This month I want to share a little about Lent. Over the last two pilgrim articles I have shared a little of what is nourishing me in hopes that some might benefit as well. This month I have been thinking about how to prepare for Easter and Lent seems a natural opportunity to help set my mind, body, and spirit, on the lifechanging power of Jesus’ life, death, and resurrection. I assume everyone’s experience with Lent is different. I didn’t practice Lent at all as a youth, which I believe had to do with being raised in the churches of Christ, that keep rituals to a minimum. While I still enjoy the simplistic experience of worship within my faith tradition, I have made a lot more room in my life for rituals. A ritual can be described as the mediation of God’s grace through concrete, external faith practices. The practice of Lent draws Christians out of the busyness of life and reorients them toward Jesus’ death and resurrection. Lent is an ancient practice. We hear about it from Irenaeus of Lyons, in Gaul, in the latter half of the second century. In the time of Irenaeus, Lent varied and didn’t have a fixed length. Some observed fasting for a day, others forty hours, and some for 2 days. It wasn’t until the mid-forth century that the forty day fast became common practice. The fact remains however, that the practice arrives very early in Christian history. What’s important however, is not how early it began but how the practice of Lent can nourish the lives of Christians like myself.

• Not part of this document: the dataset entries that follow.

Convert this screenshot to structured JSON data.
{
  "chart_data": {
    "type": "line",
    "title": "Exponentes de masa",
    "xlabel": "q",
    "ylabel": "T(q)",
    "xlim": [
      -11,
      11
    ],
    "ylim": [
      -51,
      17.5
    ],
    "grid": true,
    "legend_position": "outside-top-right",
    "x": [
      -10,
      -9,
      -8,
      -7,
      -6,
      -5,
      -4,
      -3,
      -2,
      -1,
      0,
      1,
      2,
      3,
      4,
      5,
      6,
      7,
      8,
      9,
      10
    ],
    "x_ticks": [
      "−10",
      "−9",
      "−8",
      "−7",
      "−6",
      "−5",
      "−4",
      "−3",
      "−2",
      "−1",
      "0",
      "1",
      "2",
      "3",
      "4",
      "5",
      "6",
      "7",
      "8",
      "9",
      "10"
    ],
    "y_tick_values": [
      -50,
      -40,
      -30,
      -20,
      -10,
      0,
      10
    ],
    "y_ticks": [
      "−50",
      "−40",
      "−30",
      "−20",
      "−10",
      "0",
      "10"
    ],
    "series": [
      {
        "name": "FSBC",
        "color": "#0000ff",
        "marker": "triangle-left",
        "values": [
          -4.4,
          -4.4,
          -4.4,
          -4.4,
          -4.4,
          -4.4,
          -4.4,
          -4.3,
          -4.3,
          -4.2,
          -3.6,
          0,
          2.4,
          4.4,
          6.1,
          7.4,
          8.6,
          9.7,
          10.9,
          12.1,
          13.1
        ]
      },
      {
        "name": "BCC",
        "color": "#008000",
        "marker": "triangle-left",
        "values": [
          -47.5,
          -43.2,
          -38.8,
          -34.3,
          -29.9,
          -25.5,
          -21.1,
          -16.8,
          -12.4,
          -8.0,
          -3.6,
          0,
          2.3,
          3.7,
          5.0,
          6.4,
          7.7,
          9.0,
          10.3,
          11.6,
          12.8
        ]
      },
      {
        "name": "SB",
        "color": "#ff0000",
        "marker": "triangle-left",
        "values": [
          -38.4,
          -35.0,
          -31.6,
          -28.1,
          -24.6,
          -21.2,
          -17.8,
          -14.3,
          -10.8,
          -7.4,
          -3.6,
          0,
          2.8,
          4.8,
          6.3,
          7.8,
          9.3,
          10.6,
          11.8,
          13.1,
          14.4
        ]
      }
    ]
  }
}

I picked two books for Lent, that I intend to read through the next forty days. The books I chose for this season are The Voice of the Psalms and The Wisdom of the Desert. The Voice of the Psalms is a translation of the Psalms with reflections written by Karen Moore and James F. Couch, Jr. It comes with a forty-day reading plan for Lent. The Psalms, as a finished compilation, have been a deep resource for spiritual nourishment for twenty-three hundred years. A psalter, such as this one, connects modern readers to the poetry of ancient Israel. It is a great resource for wisdom, discernment, and hope for modern readers. Thomas Merton’s, The Wisdom of the Desert, is a collection of sayings and parables from fourth century Christian Desert Fathers. While I don’t recommend Christians become long-term hermits, Merton found a well of insight from these early Christians. The collection is not ordered or centered around a theme, they are simply a collection Merton pulled together for himself and his friends. One excerpt from his collection reads, “It was said of Abbot Agatho that for three years he carried a stone in his mouth until he learned to be silent.” If you decide to read either of these books, it is my hope that they bless you and bring nourishment to your life.
The point of this really, is to put into practice the greatest command. Jesus taught his disciples, and continues to teach us through his Spirit, that we ought to love God with all our being, that is with our bodies, minds, souls, and with all our strength. Yet, just as Paul taught us, the greatest command is not a simple task. The scriptures and those spiritual men and women that came before us, are our guides as we practice faith and learn the meaning of the good news for ourselves. Jesus died but he was also raised. He died for us and he was raised for us as well. The victory of Jesus’ life gives us hope. So, what is nourishing you today? What you practice today will be what you rely upon tomorrow. So maybe it is time for a few more healthy practices, like Lent, in your life. Traditionally, Lent is accompanied with prayer and fasting. While a complete fast is not right for everyone, like diabetics such as myself, there are healthy ways you can honor God, and you decide what they will be. If you would like to join me in reading through these two books, let me know and I will send a weekly email out with some more thoughts about the material.
“Let your work be shown to your servants,
and your glorious power to their children.
Let the favor of the Lord our God be upon us,
and establish the work of our hands upon us;
yes, establish the work of our hands!”
 Thomas Merton, The Wisdom of the Desert (New York: New Directions Publishing Corporation, 1970), 30.